Cette angoisse de ses contemporains possède incontestablement deux niveaux de lecture: le livre de Matheson, tout comme le film , sortent en pleine Guerre Froide, alors que la chasse aux sympathisants communistes est intense et les suspicions naissent des prétextes les plus imbéciles. La peur de la contagion théorise ce contexte. Les éléments relatifs aux institutions, comme les soldats qui empilent les cadavres dans de gigantesque fosses pour les brûler, semblent tendre également dans ce sens: les mesures misent en place pour le bien commun sont inhumaines, sans aucune décence, et fortement violentes.

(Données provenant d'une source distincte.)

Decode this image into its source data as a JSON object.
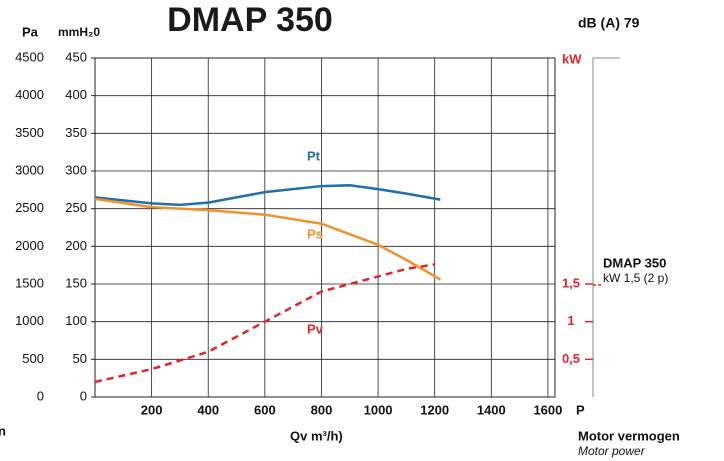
{
  "chart_data": {
    "type": "line",
    "title": "DMAP 350",
    "subtitle": "dB (A) 79",
    "y_label": "Pa",
    "ymm_label": "mmH₂0",
    "y2_label": "kW",
    "x_label": "Qv m³/h)",
    "x_end_label": "P",
    "annotations": [
      "DMAP 350",
      "kW 1,5 (2 p)",
      "Motor vermogen",
      "Motor power",
      "n"
    ],
    "xlim": [
      0,
      1625
    ],
    "xticks": [
      200,
      400,
      600,
      800,
      1000,
      1200,
      1400,
      1600
    ],
    "ylim": [
      0,
      4500
    ],
    "yticks": [
      0,
      500,
      1000,
      1500,
      2000,
      2500,
      3000,
      3500,
      4000,
      4500
    ],
    "ymmlim": [
      0,
      450
    ],
    "ymmticks": [
      0,
      50,
      100,
      150,
      200,
      250,
      300,
      350,
      400,
      450
    ],
    "y2lim": [
      0,
      4.5
    ],
    "y2ticks": [
      {
        "value": 0.5,
        "label": "0,5"
      },
      1,
      {
        "value": 1.5,
        "label": "1,5"
      }
    ],
    "grid": true,
    "series": [
      {
        "name": "Pt",
        "color": "#1f6fad",
        "dashed": false,
        "x": [
          0,
          200,
          300,
          400,
          600,
          800,
          900,
          1000,
          1100,
          1220
        ],
        "values": [
          2650,
          2570,
          2550,
          2580,
          2720,
          2800,
          2810,
          2760,
          2700,
          2620
        ]
      },
      {
        "name": "Ps",
        "color": "#f0922a",
        "dashed": false,
        "x": [
          0,
          200,
          400,
          600,
          800,
          1000,
          1100,
          1220
        ],
        "values": [
          2630,
          2520,
          2480,
          2420,
          2300,
          2020,
          1820,
          1560
        ]
      },
      {
        "name": "Pv",
        "color": "#e0262b",
        "dashed": true,
        "x": [
          0,
          200,
          400,
          600,
          800,
          1000,
          1100,
          1200
        ],
        "values": [
          200,
          370,
          600,
          1000,
          1400,
          1600,
          1700,
          1760
        ]
      }
    ]
  }
}
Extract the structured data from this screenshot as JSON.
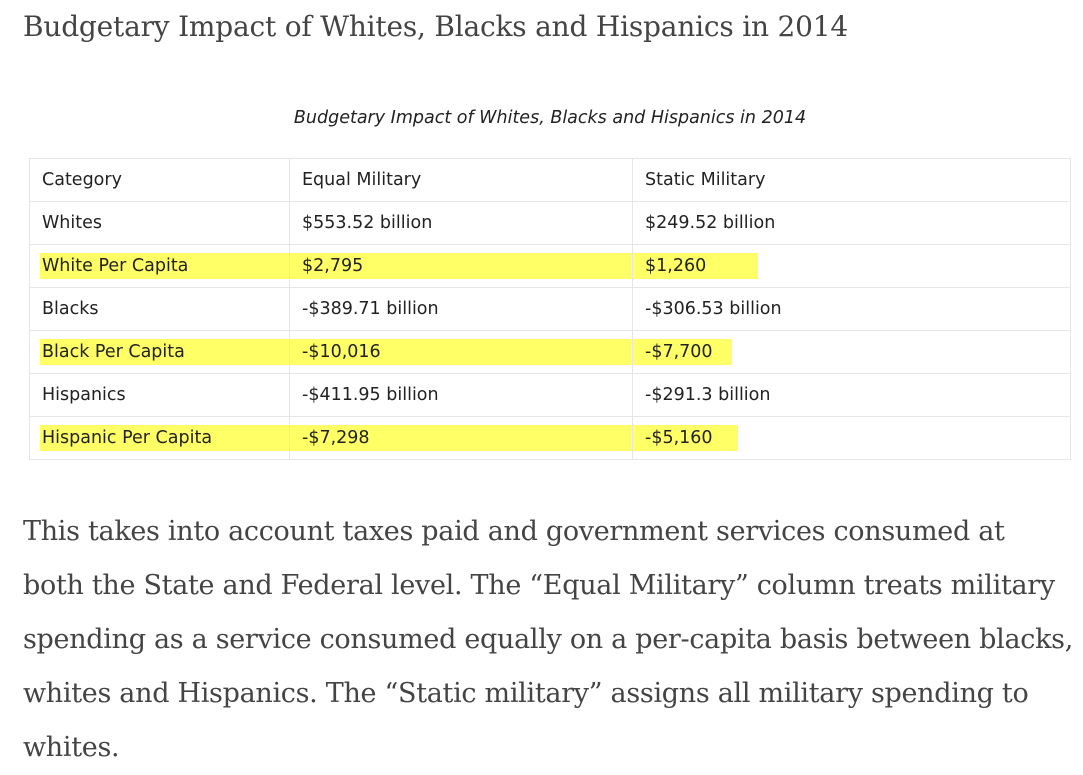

Ces séquences du passé sont aussi l’occasion pour Ubaldo Ragona et Sidney Salkow d’ancrer l’histoire de Je suis une légende au plus profond de l’affect du spectateur. La famille de Robert sert de point d’attache émotionnel: la logique voudrait que le film crée une certaine emphase en livrant des visuels de la décadence globale, et pourtant c’est exactement l’inverse qui est proposé. On s’attache à l’épouse et à la femme de notre héros, on y trouve le reflets de nos propres vies, et c’est en nous les retirant de manière abrupte et arbitraire que le duo de réalisateurs réussit à trouver de l’impact. Il est bien plus violent de voir partir des personnages auxquels on s’est lié que d’étaler la mort de milliers d’inconnus désincarnés.
Logique vampirique
Je suis une légende ne manque pourtant pas d’un certain ludisme pervers propre aux films de survie en milieu hostile. En faisant des morts des vampires, le film s’amuse des codes jalonnés par ses prédécesseurs, prenant à loisir ce qui lui convient, détournant d’autres éléments, et ignorant complètement certaines règles. Le reflet du miroir agit ainsi comme un repoussoir, le dégoût de l’ail est lié à une allergie propre au virus, la séduction et tout ce qui est relatif aux chauve-souris deviennent particulièrement discrets. A plus forte raison, Je suis une légende refuse l’occulte et cherche perpétuellement à expliquer, à fournir des raisons valables.
Dès lors, la séquence finale prend un aspect bien particulier, qu’il convient d’interpréter au risque de divulguer son contenu. Robert est poursuivi, et se réfugie dans une église où il trouve la mort. Cet homme de raison rencontre son funeste destin dans un lieu où le mysticisme règne. La vérité des faits est enfin vaincue par les croyances aveugles qui ne s’appuient sur aucune preuve. Ubaldo Ragona et Sidney Salkow proposent même un visuel intriguant: ce ne sont pas des hommes menaçant qui approche alors la dépouille du héros, mais une assemblée hétéroclite, essentiellement composée de femmes et d’enfants. Robert n’est pas victime de la force, il succombe à l’aveuglement des masses qui ont choisi de se conformer aux nouveaux diktats.
Pur produit de son époque, Je suis une légende n’est pas qu’un film d’horreur, il est également une critique fine de la société de l’époque, porté par un formidable Vincent Price.
Je suis une légende est désormais disponible en version intégrale et restaurée, chez Artus Films.